ASSESSING HYDRAULIC CONNECTIVITY IN A CARBONATE BEDROCK AND GLACIO-LACUSTRINE AQUIFER SYSTEM USING MULTI-PUMPING TESTS AND GEOPHYSICAL IMAGING

Carbonate bedrock aquifers are major groundwater sources in the United States. In glaciated regions, these aquifers can be overlain by a confining till, and a surficial unconfined aquifers composed of clay-silt-sand glacial-lacustrine sediments. Understanding the geometry, hydraulic variability, and potential connection between these aquifers is currently limited. In this study, we combined electrical resistivity imaging (ERI) and multiple pumping tests to investigate potential hydraulic connections within each aquifer unit and between the confined and unconfined aquifers. This study was conducted at the hydrogeophysics well-field located within the University of Toledo’s Stranahan Arboretum, Toledo, Ohio, consisting of three bedrock wells, each ~ 40 m deep, and eight shallow wells 4-10 m deep.
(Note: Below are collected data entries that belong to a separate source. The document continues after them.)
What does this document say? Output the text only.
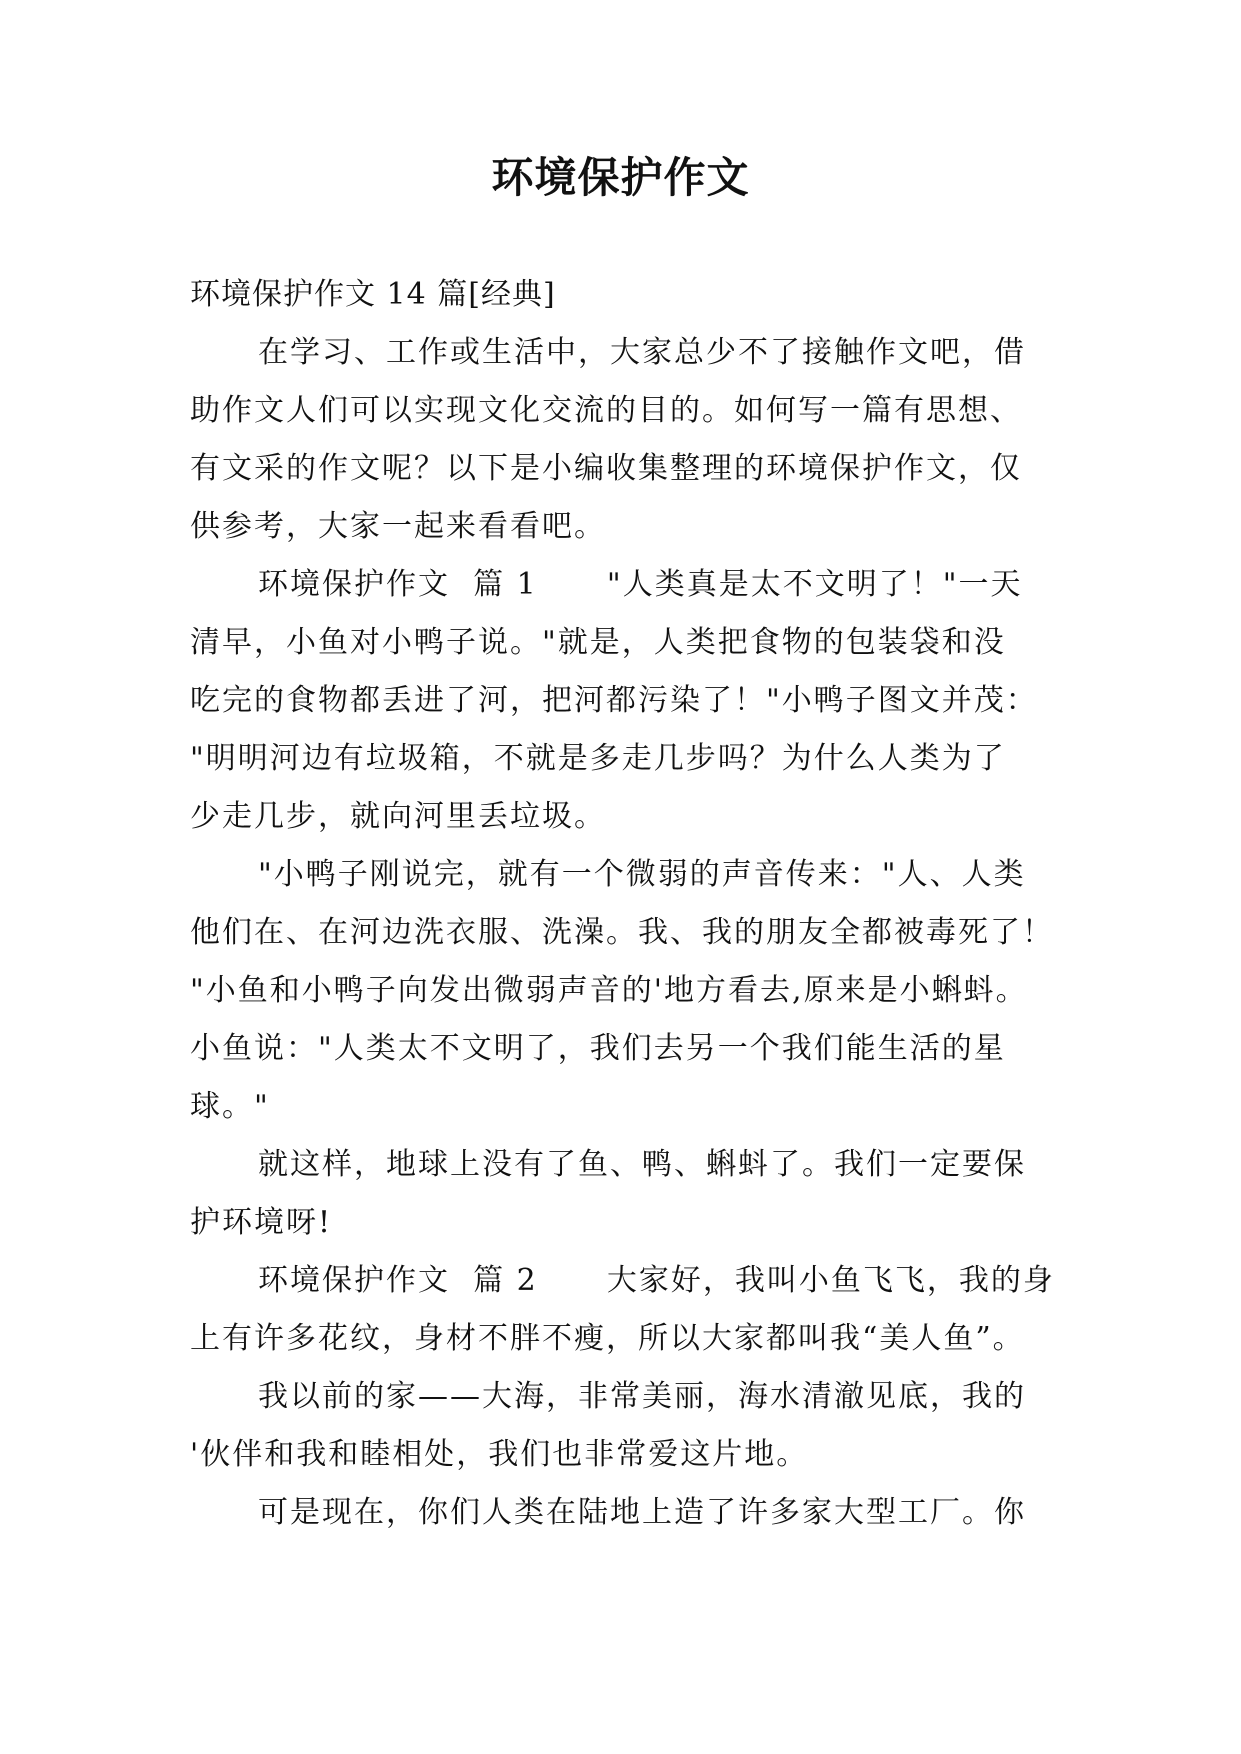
环境保护作文
环境保护作文 14 篇[经典]
在学习、工作或生活中，大家总少不了接触作文吧，借
助作文人们可以实现文化交流的目的。如何写一篇有思想、
有文采的作文呢？以下是小编收集整理的环境保护作文，仅
供参考，大家一起来看看吧。
环境保护作文  篇 1      "人类真是太不文明了！"一天
清早，小鱼对小鸭子说。"就是，人类把食物的包装袋和没
吃完的食物都丢进了河，把河都污染了！"小鸭子图文并茂：
"明明河边有垃圾箱，不就是多走几步吗？为什么人类为了
少走几步，就向河里丢垃圾。
"小鸭子刚说完，就有一个微弱的声音传来："人、人类
他们在、在河边洗衣服、洗澡。我、我的朋友全都被毒死了！
"小鱼和小鸭子向发出微弱声音的'地方看去,原来是小蝌蚪。
小鱼说："人类太不文明了，我们去另一个我们能生活的星
球。"
就这样，地球上没有了鱼、鸭、蝌蚪了。我们一定要保
护环境呀!
环境保护作文  篇 2      大家好，我叫小鱼飞飞，我的身
上有许多花纹，身材不胖不瘦，所以大家都叫我“美人鱼”。
我以前的家——大海，非常美丽，海水清澈见底，我的
'伙伴和我和睦相处，我们也非常爱这片地。
可是现在，你们人类在陆地上造了许多家大型工厂。你
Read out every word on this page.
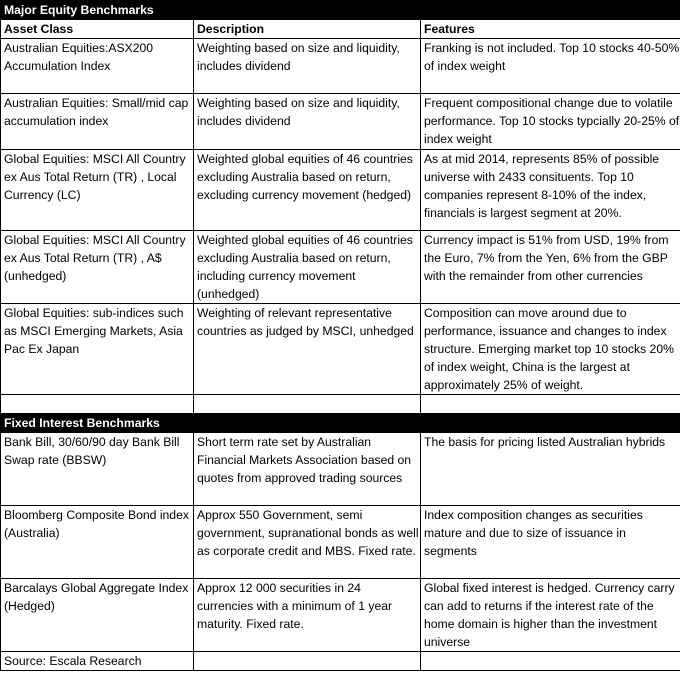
Major Equity Benchmarks		
Asset Class	Description	Features
Australian Equities:ASX200 Accumulation Index	Weighting based on size and liquidity, includes dividend	Franking is not included. Top 10 stocks 40-50% of index weight
Australian Equities: Small/mid cap accumulation index	Weighting based on size and liquidity, includes dividend	Frequent compositional change due to volatile performance. Top 10 stocks typcially 20-25% of index weight
Global Equities: MSCI All Country ex Aus Total Return (TR) , Local Currency (LC)	Weighted global equities of 46 countries excluding Australia based on return, excluding currency movement (hedged)	As at mid 2014, represents 85% of possible universe with 2433 consituents. Top 10 companies represent 8-10% of the index, financials is largest segment at 20%.
Global Equities: MSCI All Country ex Aus Total Return (TR) , A$ (unhedged)	Weighted global equities of 46 countries excluding Australia based on return, including currency movement (unhedged)	Currency impact is 51% from USD, 19% from the Euro, 7% from the Yen, 6% from the GBP with the remainder from other currencies
Global Equities: sub-indices such as MSCI Emerging Markets, Asia Pac Ex Japan	Weighting of relevant representative countries as judged by MSCI, unhedged	Composition can move around due to performance, issuance and changes to index structure. Emerging market top 10 stocks 20% of index weight, China is the largest at approximately 25% of weight.

Fixed Interest Benchmarks		
Bank Bill, 30/60/90 day Bank Bill Swap rate (BBSW)	Short term rate set by Australian Financial Markets Association based on quotes from approved trading sources	The basis for pricing listed Australian hybrids
Bloomberg Composite Bond index (Australia)	Approx 550 Government, semi government, supranational bonds as well as corporate credit and MBS. Fixed rate.	Index composition changes as securities mature and due to size of issuance in segments
Barcalays Global Aggregate Index (Hedged)	Approx 12 000 securities in 24 currencies with a minimum of 1 year maturity. Fixed rate.	Global fixed interest is hedged. Currency carry can add to returns if the interest rate of the home domain is higher than the investment universe
Source: Escala Research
Cross-borehole ERI using 21 electrodes spaced every 1 m and placed in each well was used to image the section across two wells in three different planes. Constant rate pumping and step drawdown tests were conducted in each bedrock well for 8 and 24 hours. Analysis of the time-drawdown curves was used to assess the aquifer type and boundary conditions, while curve matching with analytical solutions was used to estimate the transmissivity, specific storage, and hydraulic leakance. The plotted derivative curves indicate potential fracture dewatering within the bedrock aquifer. The diagnostic and specialized plots generated from the 8-hour test were consistent with theoretical models for confined aquifers. Whereas plots from the 24-hour pumping test align with theoretical models for leaky aquifers, indicating a delayed yield to pumping. Transmissivity estimates range from 4.74E-03 m²/s to 6.49E-03 m²/s. ERI results reveal low resistivity zones (<100 Ωm) interpreted as potential fracture or dissolution cavity zones. These results will be used to improve an existing numerical model for simulating groundwater flow and solute transport within these aquifers.